Into this, Hillery added color. Red, green, orange, pink, purple, blue. A rainbow of Hawaiian leis. Every person in the service got one. And I had the privilege of being one of the people handing them out. 

And I want to tell you how interesting the handing out process was. People arriving for a memorial service suddenly receive a colorful lei from people in Hawaiian shirts and shorts. You may be thinking that this was strange or odd or inappropriate, but it was not. I know, I was there… It was perfect. I decided this when I heard a woman say to her husband, “Oh, Caddie would have loved this!” as she smiled and put the pink lei around her neck.

Bright color in a somber setting can change the entire picture.


The Picture 

As important as background and coloring are to a photograph, neither should detract from the subject presented. Instead, they serve the subject to make it clear and vibrant—to enhance the subject and make it real to the observer.


I found myself thinking about this theme of celebration and reflecting on the leis we were handing out. In Hawaii they have a word—aloha. It means goodbye… and hello. It’s an appropriate word when a follower of Jesus passes from this world to the next. 

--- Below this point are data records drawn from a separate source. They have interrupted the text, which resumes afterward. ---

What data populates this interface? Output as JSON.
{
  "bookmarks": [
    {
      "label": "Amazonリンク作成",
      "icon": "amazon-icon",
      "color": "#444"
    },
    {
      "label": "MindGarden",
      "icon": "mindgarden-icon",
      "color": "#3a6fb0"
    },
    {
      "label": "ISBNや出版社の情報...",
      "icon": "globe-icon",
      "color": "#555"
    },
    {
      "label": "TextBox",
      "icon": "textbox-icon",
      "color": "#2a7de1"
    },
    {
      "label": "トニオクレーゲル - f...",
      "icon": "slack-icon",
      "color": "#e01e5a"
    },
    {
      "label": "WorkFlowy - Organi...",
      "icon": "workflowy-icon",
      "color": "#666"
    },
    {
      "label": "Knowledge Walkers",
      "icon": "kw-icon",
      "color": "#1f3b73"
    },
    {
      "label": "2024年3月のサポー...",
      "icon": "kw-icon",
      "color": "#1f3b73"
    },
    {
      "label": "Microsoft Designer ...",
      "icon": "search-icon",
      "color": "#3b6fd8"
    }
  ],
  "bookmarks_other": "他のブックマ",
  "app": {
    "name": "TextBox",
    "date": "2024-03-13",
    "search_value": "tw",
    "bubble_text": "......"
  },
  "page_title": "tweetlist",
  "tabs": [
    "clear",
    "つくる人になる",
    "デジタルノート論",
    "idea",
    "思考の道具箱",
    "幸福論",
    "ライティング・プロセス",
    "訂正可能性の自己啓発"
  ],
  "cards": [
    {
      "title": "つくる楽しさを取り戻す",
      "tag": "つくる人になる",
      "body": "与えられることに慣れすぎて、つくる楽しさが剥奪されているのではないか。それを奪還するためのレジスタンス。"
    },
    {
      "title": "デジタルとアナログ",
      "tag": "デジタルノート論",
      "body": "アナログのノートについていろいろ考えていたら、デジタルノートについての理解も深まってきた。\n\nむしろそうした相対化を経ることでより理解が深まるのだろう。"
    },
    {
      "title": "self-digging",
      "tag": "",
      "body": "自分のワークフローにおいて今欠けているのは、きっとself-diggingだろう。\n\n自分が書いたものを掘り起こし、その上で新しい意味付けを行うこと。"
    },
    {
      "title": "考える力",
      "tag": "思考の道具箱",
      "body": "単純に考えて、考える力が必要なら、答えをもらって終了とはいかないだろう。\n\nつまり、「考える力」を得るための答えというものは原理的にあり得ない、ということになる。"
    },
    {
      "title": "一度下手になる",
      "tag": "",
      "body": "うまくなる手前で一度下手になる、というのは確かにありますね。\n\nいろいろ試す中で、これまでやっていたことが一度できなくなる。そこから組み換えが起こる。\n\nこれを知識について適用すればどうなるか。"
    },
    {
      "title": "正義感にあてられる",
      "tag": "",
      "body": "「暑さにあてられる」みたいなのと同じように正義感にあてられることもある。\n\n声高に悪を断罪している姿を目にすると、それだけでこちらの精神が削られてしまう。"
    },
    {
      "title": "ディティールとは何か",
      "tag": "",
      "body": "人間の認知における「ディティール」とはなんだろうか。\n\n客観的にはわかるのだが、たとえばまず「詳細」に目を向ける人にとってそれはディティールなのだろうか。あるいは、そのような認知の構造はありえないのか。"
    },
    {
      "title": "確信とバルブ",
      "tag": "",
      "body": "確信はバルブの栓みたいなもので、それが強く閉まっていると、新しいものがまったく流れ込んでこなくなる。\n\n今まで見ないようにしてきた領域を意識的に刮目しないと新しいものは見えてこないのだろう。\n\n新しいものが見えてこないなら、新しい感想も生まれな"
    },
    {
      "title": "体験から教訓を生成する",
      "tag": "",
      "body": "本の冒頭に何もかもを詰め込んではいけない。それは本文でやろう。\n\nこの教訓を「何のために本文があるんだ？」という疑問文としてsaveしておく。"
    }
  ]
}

There is a sadness in goodbye, yet a joy in hello. And both are real. Both are intense. And it is in this paradox that we said goodbye to Caddie and Caddie said hello to Jesus. 

And that’s the big picture right there: Jesus. That’s what Caddie wanted the service to be about. That’s what Hillery wanted the lei to remind us. Because of Jesus, we were saying aloha—goodbye and hello.

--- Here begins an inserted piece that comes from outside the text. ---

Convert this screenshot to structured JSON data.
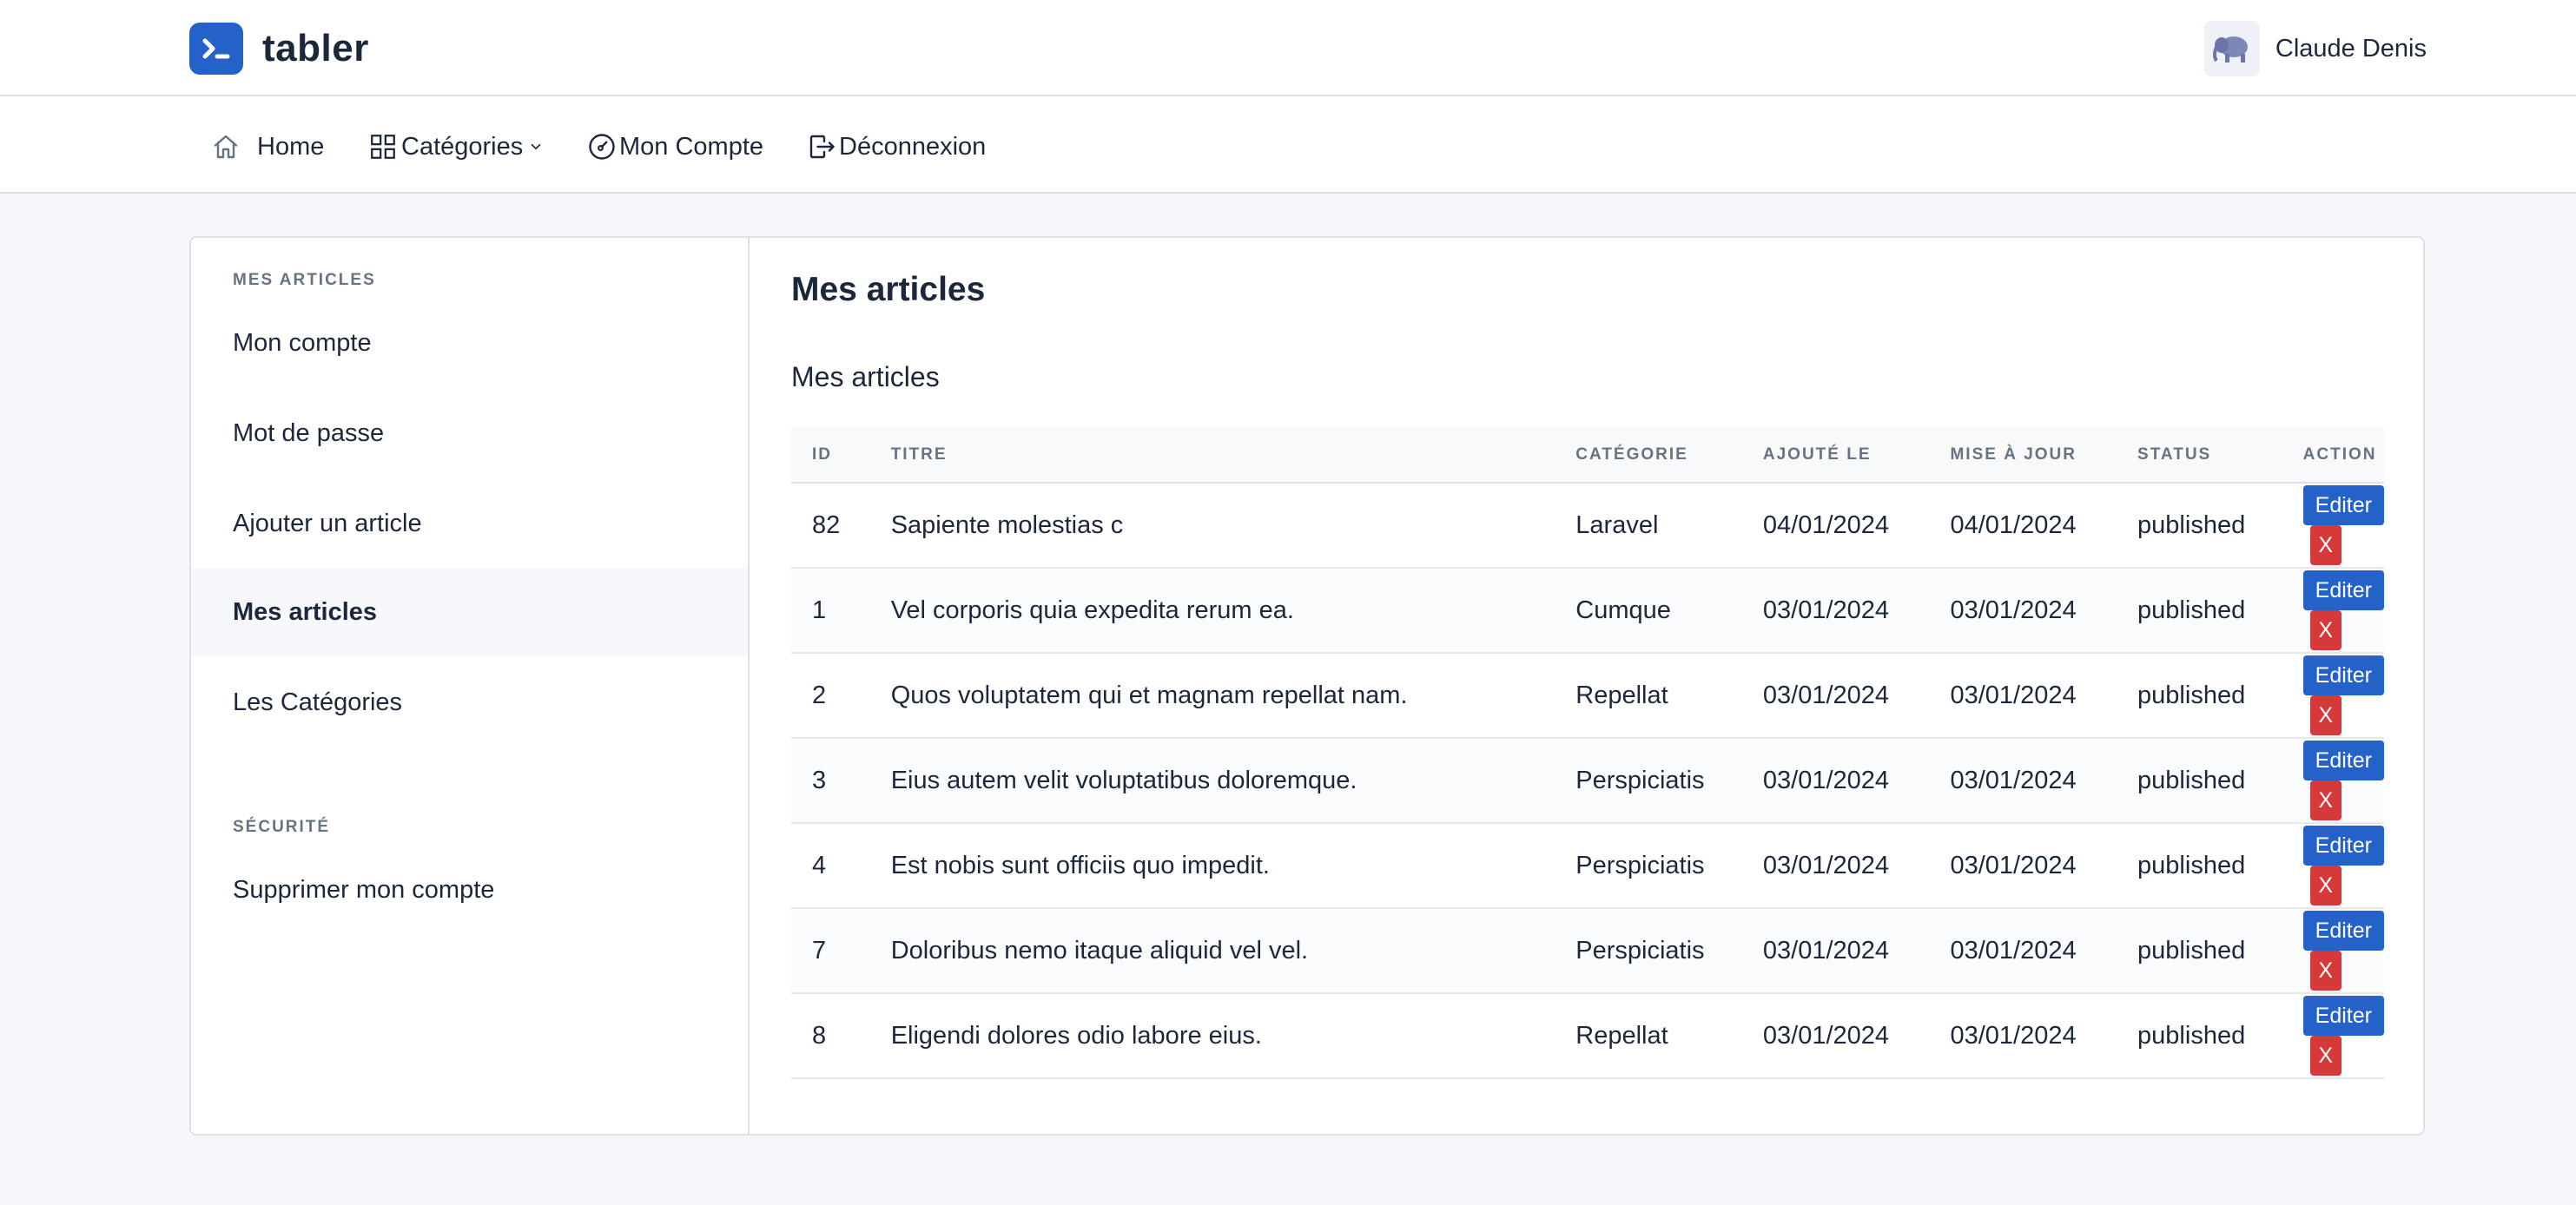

And I know this. One day I will get to meet Caddie and I will get to say aloha. And Hillery and I will get to see what a real adventure is like!


What about Oz? 

So what does this have to do with being brave? What does this mean about courage? 

I believe that Hillery and Caddie and everyone else involved in the memorial service learned what true courage and bravery is all about because they experienced these things—things my friend Scott Gore put together with this acrostic: 


BELIEVE the Truth

Death is not the end—Jesus promises eternal life for those who believe.

REJECT all Lies

Refuse to buy into the notion that this life is all there is—that everything about “heaven” isn’t true.

ACT in spite of Fear

We can trust God and move through this dark time with hope—even though we are afraid and sad and broken.


There is a place prepared for us. It is our true home. Jesus is there and it is for all of God’s children. This world is broken, but everything will be made new again— no more tears, no more pain, no more sorrow.

EXPECT it to Happen

Caddie is with Jesus because of what he has done for her. I will be with Jesus because of what he has done for me. We will be together with Jesus again because of what he has done for us. In the face of death, we can be brave because Jesus has defeated death. It no longer can hold us. He has won the victory.



I think that’s worth celebrating. So grab a lei and join the party.